SEEN AS A PUBLIC RELATIONS TOUR

In the eyes of many observers, however, the Bush visit was, more than anything else, a public relations tour conducted with an eye to the upcoming Presidential elections. Following Bush around the Jewish State was a camera crew paid for by a political action committee raising funds for the still unannounced Bush campaign.

One already widely publicized photo that caused a few mild squirms among some American Jews, captured the Vice President reverently kissing the Western Wall in Jerusalem.

“He was with (Minister of Religious Affairs) Yosef Burg, when Burg walked up to the Wall and kissed it,” Stein said, appearing mildly embarrassed for Bush, though amused. “So he followed Burg and put his head to the Wall and kissed it, too.”

‘AN UNFORTUNATE INCIDENT’

A more embarrassing incident was the cancellation of an invitation to Jerusalem Post correspondent Wolf Blitzer to join the press team accompanying Bush to Israel, Jordan and Egypt.

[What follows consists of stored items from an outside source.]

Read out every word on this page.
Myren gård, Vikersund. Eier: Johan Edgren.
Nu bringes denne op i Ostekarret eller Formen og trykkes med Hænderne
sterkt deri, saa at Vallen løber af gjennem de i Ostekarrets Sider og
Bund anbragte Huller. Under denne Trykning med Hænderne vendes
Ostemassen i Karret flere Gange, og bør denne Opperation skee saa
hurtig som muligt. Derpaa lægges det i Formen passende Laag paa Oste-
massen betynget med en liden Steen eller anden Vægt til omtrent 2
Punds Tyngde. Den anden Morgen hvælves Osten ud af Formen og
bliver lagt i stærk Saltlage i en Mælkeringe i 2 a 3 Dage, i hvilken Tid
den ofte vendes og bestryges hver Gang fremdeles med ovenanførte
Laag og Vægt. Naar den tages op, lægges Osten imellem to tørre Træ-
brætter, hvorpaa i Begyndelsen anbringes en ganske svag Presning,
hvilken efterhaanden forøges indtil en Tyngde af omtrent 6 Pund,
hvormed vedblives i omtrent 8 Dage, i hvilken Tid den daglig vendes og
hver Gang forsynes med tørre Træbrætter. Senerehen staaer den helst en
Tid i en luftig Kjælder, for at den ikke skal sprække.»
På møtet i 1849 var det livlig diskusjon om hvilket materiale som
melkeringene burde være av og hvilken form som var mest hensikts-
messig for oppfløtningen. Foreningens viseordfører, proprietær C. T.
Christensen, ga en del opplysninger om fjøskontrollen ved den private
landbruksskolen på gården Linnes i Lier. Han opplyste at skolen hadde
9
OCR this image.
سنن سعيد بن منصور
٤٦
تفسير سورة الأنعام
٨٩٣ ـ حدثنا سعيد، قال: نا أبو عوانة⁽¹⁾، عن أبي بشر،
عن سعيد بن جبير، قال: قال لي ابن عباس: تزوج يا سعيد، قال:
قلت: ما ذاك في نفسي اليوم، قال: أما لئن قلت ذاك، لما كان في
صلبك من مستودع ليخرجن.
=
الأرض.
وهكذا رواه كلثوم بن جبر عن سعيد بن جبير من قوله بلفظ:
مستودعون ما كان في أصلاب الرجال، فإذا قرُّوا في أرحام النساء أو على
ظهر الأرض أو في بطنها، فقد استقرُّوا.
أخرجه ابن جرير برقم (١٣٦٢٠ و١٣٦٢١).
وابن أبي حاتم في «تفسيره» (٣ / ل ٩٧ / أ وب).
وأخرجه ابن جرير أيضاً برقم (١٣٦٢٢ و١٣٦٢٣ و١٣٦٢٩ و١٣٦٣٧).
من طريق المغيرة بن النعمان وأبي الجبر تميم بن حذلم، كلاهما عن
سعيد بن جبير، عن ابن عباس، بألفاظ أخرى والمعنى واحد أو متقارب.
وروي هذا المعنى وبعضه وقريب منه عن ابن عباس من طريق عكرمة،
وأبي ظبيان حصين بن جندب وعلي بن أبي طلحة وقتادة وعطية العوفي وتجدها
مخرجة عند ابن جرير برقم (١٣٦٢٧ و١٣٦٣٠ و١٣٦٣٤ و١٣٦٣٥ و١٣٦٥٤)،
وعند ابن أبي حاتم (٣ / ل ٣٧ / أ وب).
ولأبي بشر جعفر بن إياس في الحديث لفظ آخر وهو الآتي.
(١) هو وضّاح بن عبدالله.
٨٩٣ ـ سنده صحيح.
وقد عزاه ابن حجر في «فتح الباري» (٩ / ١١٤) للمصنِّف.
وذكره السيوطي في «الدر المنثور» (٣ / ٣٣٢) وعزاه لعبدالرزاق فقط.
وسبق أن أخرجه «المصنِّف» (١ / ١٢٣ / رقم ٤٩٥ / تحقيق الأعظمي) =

Blitzer, who had a visa signed by the Jordanian Ambassador in Washington as bumped from the plane at the last minute, after it became clear that the Jordanians had decided that the American Jewish journalist would not be welcome in Amman.

“It was an unfortunate incident,” said Stein. But he added, “It looked worse than it was. It was a snafu. Part of it must have been the fault of the Jordanians; part of it was probably the fault of Bush’s staff and part of it, I think, was Wolf Blitzer.”

Blitzer, who was invited to join the Vice President, then bumped, then re-invited and ultimately bumped again, had initially been offered the option by Amman of going as a journalist for American newspapers only, according to Stephen Hart, assistant press secretary to Bush. But those were not the complete criteria,” he said, declining to specify what other conditions the Jordanians had imposed.

In any case, Blitzer responded to his first bump with a front-page story in The Jerusalem Post about his ordeal, in which he blasted the Bush staff for failing to see that Jordan’s request that he not be identified publicly with the Post was not a hint to have him dropped from the press team, but a diplomatic nicety, apparently too subtle for some of Bush’s aides.”

In the end, however, the Jordanians told Blitzer directly he should stay away. “The final outcome was that he wasn’t welcome, period,” Hart said.

On balance, though, the Vice President’s trip should be seen neither as a successful get-start in the campaign for the Jewish American vote nor a public relations fiasco, said Stein, who said he plans to support a Bush candidacy for the Republican Presidential nomination. Instead, he stressed, it should be viewed as another important step in the continuous deepening of American-Israeli relations.